In fact, when reading code, we should first outline the main logic of the functional module. Specifically, we need to understand the code execution path and mark the branches without reading line by line from the beginning. Once the main logic is clear, we can examine the different branch treatments.

For example, when reading the code of the Redis event-driven processing framework, we need to outline the main steps of the event handling process in the code, including event creation, event listening, and event processing loop. Then, we can explore the various details of event creation, listening, and processing. This way, code reading can be more efficient.

Now that you understand the methods for studying code, you can delve into specific modules of Redis and learn about the design and implementation of different feature characteristics.

How is this course designed? #

When it comes to the features of Redis, Redis provides rich data types such as String, List, Hash, Set, and Sorted Set. In addition, Redis has high access performance and can be built into a master-slave cluster and a sharded cluster to improve the reliability and scalability of Redis usage.

Therefore, based on the above features of Redis, I have divided this course into five modules, as follows:

Data Structures: You will learn about the design principles and implementation of the main data structures in Redis, including the implementation of strings, the design of memory-efficient structures, performance optimization of hash tables, as well as the design and implementation of ziplist, quicklist, listpack, and skip list.
Network Communication and Execution Model: You will master the startup process of the Redis server, the design and implementation of high-performance network communication, the design and implementation of event-driven frameworks, and the design and optimization of Redis thread types.
Caching: You will understand how common caching replacement algorithms are transformed from theory to code.
Reliability Guarantee: You will master the specific implementations of RDB and AOF, the design and implementation of the Raft consensus protocol in distributed systems, and the key code implementation of failover.
Sharded Cluster: You will learn about the design and implementation of key mechanisms in Redis sharded clusters, including the Gossip communication protocol, request redirection, and data migration.

Furthermore, while studying the key source code of these five modules, I will also introduce the corresponding design principles of computer systems to help you apply these design principles to your own system development.

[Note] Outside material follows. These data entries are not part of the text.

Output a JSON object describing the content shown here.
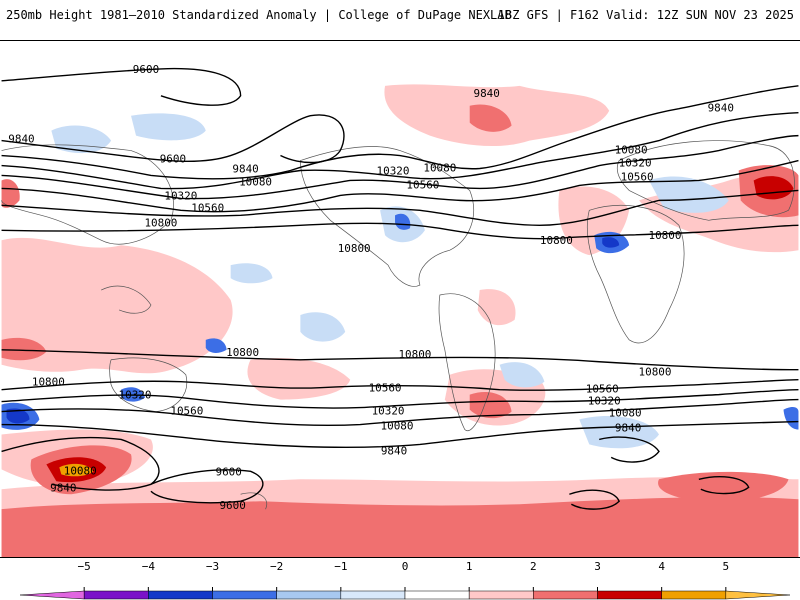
{
  "header": {
    "left": "250mb Height 1981–2010 Standardized Anomaly | College of DuPage NEXLAB",
    "right": "18Z GFS | F162 Valid: 12Z SUN NOV 23 2025"
  },
  "colorbar": {
    "labels": [
      "−5",
      "−4",
      "−3",
      "−2",
      "−1",
      "0",
      "1",
      "2",
      "3",
      "4",
      "5"
    ],
    "colors": [
      "#e066e0",
      "#7a12c8",
      "#1438c8",
      "#3c6ee6",
      "#a8c8f0",
      "#d8e8fa",
      "#ffffff",
      "#ffc8c8",
      "#f07070",
      "#c80000",
      "#f0a000",
      "#ffc040"
    ]
  },
  "contours": {
    "labels": [
      "9600",
      "9840",
      "9600",
      "9840",
      "10080",
      "10320",
      "10560",
      "10800",
      "10080",
      "10320",
      "10560",
      "9840",
      "10080",
      "10320",
      "10560",
      "9840",
      "10800",
      "10800",
      "10800",
      "10800",
      "10800",
      "10800",
      "10560",
      "10320",
      "10080",
      "9840",
      "10560",
      "10320",
      "10080",
      "9840",
      "10800",
      "10320",
      "10560",
      "10080",
      "9840",
      "9600",
      "9600"
    ]
  }
}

Finally, I will introduce some programming techniques used in the Redis source code, so that after learning and mastering them, you can apply them to your own program development.

In Conclusion #

The beginning is always the hardest, especially when it comes to reading source code. Redis has hundreds of source code files, with code lines often exceeding a thousand. To completely master the Redis source code, it does require a considerable amount of effort and time.

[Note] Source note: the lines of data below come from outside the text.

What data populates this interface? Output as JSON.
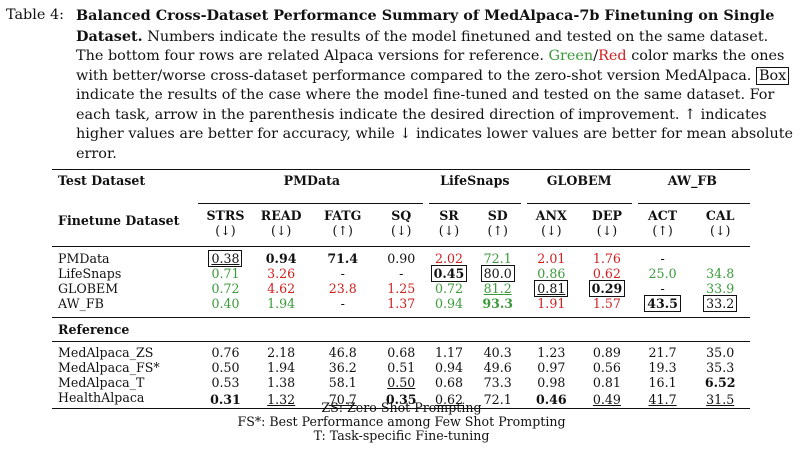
{
  "caption": {
    "label": "Table 4:",
    "title": "Balanced Cross-Dataset Performance Summary of MedAlpaca-7b Finetuning on Single Dataset.",
    "text1": " Numbers indicate the results of the model finetuned and tested on the same dataset. The bottom four rows are related Alpaca versions for reference. ",
    "green_word": "Green",
    "slash": "/",
    "red_word": "Red",
    "text2": " color marks the ones with better/worse cross-dataset performance compared to the zero-shot version MedAlpaca. ",
    "box_word": "Box",
    "text3": " indicate the results of the case where the model fine-tuned and tested on the same dataset. For each task, arrow in the parenthesis indicate the desired direction of improvement. ↑ indicates higher values are better for accuracy, while ↓ indicates lower values are better for mean absolute error."
  },
  "table": {
    "test_dataset_label": "Test Dataset",
    "finetune_dataset_label": "Finetune Dataset",
    "groups": [
      "PMData",
      "LifeSnaps",
      "GLOBEM",
      "AW_FB"
    ],
    "columns": [
      "STRS",
      "READ",
      "FATG",
      "SQ",
      "SR",
      "SD",
      "ANX",
      "DEP",
      "ACT",
      "CAL"
    ],
    "arrows": [
      "(↓)",
      "(↓)",
      "(↑)",
      "(↓)",
      "(↓)",
      "(↑)",
      "(↓)",
      "(↓)",
      "(↑)",
      "(↓)"
    ],
    "finetune_rows": [
      {
        "name": "PMData",
        "cells": [
          "0.38",
          "0.94",
          "71.4",
          "0.90",
          "2.02",
          "72.1",
          "2.01",
          "1.76",
          "-",
          ""
        ]
      },
      {
        "name": "LifeSnaps",
        "cells": [
          "0.71",
          "3.26",
          "-",
          "-",
          "0.45",
          "80.0",
          "0.86",
          "0.62",
          "25.0",
          "34.8"
        ]
      },
      {
        "name": "GLOBEM",
        "cells": [
          "0.72",
          "4.62",
          "23.8",
          "1.25",
          "0.72",
          "81.2",
          "0.81",
          "0.29",
          "-",
          "33.9"
        ]
      },
      {
        "name": "AW_FB",
        "cells": [
          "0.40",
          "1.94",
          "-",
          "1.37",
          "0.94",
          "93.3",
          "1.91",
          "1.57",
          "43.5",
          "33.2"
        ]
      }
    ],
    "reference_label": "Reference",
    "reference_rows": [
      {
        "name": "MedAlpaca_ZS",
        "cells": [
          "0.76",
          "2.18",
          "46.8",
          "0.68",
          "1.17",
          "40.3",
          "1.23",
          "0.89",
          "21.7",
          "35.0"
        ]
      },
      {
        "name": "MedAlpaca_FS*",
        "cells": [
          "0.50",
          "1.94",
          "36.2",
          "0.51",
          "0.94",
          "49.6",
          "0.97",
          "0.56",
          "19.3",
          "35.3"
        ]
      },
      {
        "name": "MedAlpaca_T",
        "cells": [
          "0.53",
          "1.38",
          "58.1",
          "0.50",
          "0.68",
          "73.3",
          "0.98",
          "0.81",
          "16.1",
          "6.52"
        ]
      },
      {
        "name": "HealthAlpaca",
        "cells": [
          "0.31",
          "1.32",
          "70.7",
          "0.35",
          "0.62",
          "72.1",
          "0.46",
          "0.49",
          "41.7",
          "31.5"
        ]
      }
    ],
    "colors": {
      "green": "#3a9a3a",
      "red": "#d02020"
    }
  },
  "notes": [
    "ZS: Zero Shot Prompting",
    "FS*: Best Performance among Few Shot Prompting",
    "T: Task-specific Fine-tuning"
  ]
}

However, having a good method is the key to successfully doing things. Therefore, I hope that as you follow the journey of learning Redis source code, you can grasp the three key learning points I have provided:

Obtain an overview of the code.
Determine specific learning goals and prepare the principles before reading the code.
When reading the code, first outline the main logic of the code and then study the detailed branch details.

Finally, I would like to formally get to know you. You can introduce yourself in the comments section and share with me the difficulties you encounter in using or reading the Redis source code, as well as any unique thoughts and experiences you may have. Let’s communicate and discuss together.

Alright, let’s work hard and start our journey into Redis code.